Aircraft operated by No. 115 Squadron RAF
| From | To | Aircraft | Variant | Remark |
| Jul 1918 | Mar 1919 | Handley Page Type O | O/400 |  |
| Jun 1937 | Aug 1937 | Fairey Hendon | Mk.II | (on loan from No. 38 Squadron RAF) |
| Jun 1937 | Sep 1939 | Handley Page Harrow | Mk.II |  |
| Apr 1939 | Nov 1939 | Vickers Wellington | Mk.I |  |
| Sep 1939 | Aug 1940 | Vickers Wellington | Mk.Ia |  |
| Apr 1940 | Mar 1942 | Vickers Wellington | Mk.Ic |  |
| Nov 1941 | Mar 1943 | Vickers Wellington | Mk.III |  |
| Mar 1943 | May 1944 | Avro Lancaster | Mk.II |  |
| Mar 1944 | Nov 1949 | Avro Lancaster | Mks.I, III |  |
| Sep 1949 | Mar 1950 | Avro Lincoln | B.2 |  |
| Aug 1950 | Feb 1954 | Boeing Washington | B.1 |  |
| Feb 1954 | Jun 1957 | English Electric Canberra | B.2 |  |
| Aug 1958 | Aug 1970 | Vickers Varsity | T.1 |  |
| Oct 1963 | May 1964 | Vickers Valetta | C.1 |  |
| Jan 1967 | Jan 1969 | Handley Page Hastings | C.2 |  |
| Feb 1968 | Jan 1978 | Armstrong Whitworth Argosy | E.1 |  |
| Nov 1976 | Oct 1993 | Hawker Siddeley Andover | C.1, E.3 |  |
| Oct 2008 | present | Grob Tutor | T.1 |

==Orders, decorations, and medals==
Members of the squadron have received the following orders, decorations, and medals.

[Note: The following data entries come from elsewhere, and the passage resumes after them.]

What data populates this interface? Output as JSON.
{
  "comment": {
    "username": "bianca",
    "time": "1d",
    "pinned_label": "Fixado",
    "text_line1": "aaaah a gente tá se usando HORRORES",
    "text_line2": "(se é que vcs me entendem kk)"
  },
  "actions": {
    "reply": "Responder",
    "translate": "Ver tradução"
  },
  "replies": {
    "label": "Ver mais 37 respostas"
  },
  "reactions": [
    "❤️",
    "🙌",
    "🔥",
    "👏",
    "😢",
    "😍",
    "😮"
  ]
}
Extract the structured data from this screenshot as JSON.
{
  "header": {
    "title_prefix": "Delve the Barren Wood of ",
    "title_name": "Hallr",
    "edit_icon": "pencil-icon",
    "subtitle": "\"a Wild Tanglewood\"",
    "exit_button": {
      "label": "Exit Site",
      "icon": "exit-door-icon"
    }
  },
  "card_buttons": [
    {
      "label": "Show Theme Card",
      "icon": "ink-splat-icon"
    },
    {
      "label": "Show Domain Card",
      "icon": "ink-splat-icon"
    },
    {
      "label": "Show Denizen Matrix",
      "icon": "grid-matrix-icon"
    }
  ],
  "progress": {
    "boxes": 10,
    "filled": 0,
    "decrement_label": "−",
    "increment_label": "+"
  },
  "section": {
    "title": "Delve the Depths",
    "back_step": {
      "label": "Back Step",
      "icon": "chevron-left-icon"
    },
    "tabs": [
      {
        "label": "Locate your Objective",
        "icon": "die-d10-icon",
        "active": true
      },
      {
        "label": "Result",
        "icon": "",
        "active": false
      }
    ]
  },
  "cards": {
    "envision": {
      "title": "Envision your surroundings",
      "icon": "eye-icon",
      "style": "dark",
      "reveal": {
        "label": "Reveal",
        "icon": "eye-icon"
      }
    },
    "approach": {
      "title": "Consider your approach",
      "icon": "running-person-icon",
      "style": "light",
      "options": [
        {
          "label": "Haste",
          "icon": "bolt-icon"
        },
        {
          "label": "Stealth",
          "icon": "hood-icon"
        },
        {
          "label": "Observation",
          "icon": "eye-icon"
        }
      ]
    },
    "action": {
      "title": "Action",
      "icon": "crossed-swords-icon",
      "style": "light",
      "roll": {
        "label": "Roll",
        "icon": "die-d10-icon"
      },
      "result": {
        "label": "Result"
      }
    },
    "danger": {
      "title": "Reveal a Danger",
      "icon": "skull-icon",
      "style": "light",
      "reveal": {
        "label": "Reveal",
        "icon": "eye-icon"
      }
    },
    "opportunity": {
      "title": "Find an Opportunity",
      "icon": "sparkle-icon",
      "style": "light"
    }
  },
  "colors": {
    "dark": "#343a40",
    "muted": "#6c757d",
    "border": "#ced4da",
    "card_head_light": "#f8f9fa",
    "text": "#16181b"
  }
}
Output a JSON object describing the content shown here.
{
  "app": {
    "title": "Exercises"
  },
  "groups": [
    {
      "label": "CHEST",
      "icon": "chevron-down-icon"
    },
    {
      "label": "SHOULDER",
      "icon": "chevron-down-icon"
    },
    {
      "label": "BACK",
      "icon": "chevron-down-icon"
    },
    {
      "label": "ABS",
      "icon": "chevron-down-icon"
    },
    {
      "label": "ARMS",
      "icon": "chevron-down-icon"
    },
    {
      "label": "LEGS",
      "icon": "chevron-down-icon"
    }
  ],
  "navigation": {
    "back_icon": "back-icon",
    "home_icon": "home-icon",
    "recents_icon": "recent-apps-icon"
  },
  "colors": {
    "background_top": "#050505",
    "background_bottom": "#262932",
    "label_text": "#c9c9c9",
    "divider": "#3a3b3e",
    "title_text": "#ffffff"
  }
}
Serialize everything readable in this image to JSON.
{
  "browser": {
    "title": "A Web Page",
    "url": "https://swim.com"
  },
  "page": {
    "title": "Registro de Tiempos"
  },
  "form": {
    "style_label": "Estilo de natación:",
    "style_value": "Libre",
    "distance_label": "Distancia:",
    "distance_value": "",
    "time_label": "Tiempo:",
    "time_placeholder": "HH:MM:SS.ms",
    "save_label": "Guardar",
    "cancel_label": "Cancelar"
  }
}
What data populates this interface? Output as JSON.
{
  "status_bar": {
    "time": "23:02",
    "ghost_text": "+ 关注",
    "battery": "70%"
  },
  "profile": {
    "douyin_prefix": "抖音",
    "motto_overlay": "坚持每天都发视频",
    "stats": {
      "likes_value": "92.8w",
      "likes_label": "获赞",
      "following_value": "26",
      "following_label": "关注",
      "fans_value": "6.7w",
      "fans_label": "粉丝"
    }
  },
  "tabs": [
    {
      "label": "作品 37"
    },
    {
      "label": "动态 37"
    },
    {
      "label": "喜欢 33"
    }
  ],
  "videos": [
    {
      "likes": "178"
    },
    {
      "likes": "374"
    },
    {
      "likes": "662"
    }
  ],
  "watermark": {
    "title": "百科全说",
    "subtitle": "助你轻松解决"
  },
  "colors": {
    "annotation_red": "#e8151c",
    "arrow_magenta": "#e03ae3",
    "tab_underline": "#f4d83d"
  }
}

- 142 DFC and 2 Bars to DFC
- 68 DFM
- 6 BEM
- 4 DSO
- 4 MBE
- 3 AFC
- 2 AFM and 1 Bar to AFM plus 1 CGM.

==See also==
- Nicholas Alkemade who survived a freefall of 18,000 feet (5,490 m) without a parachute after abandoning his out-of-control, burning Lancaster over Germany.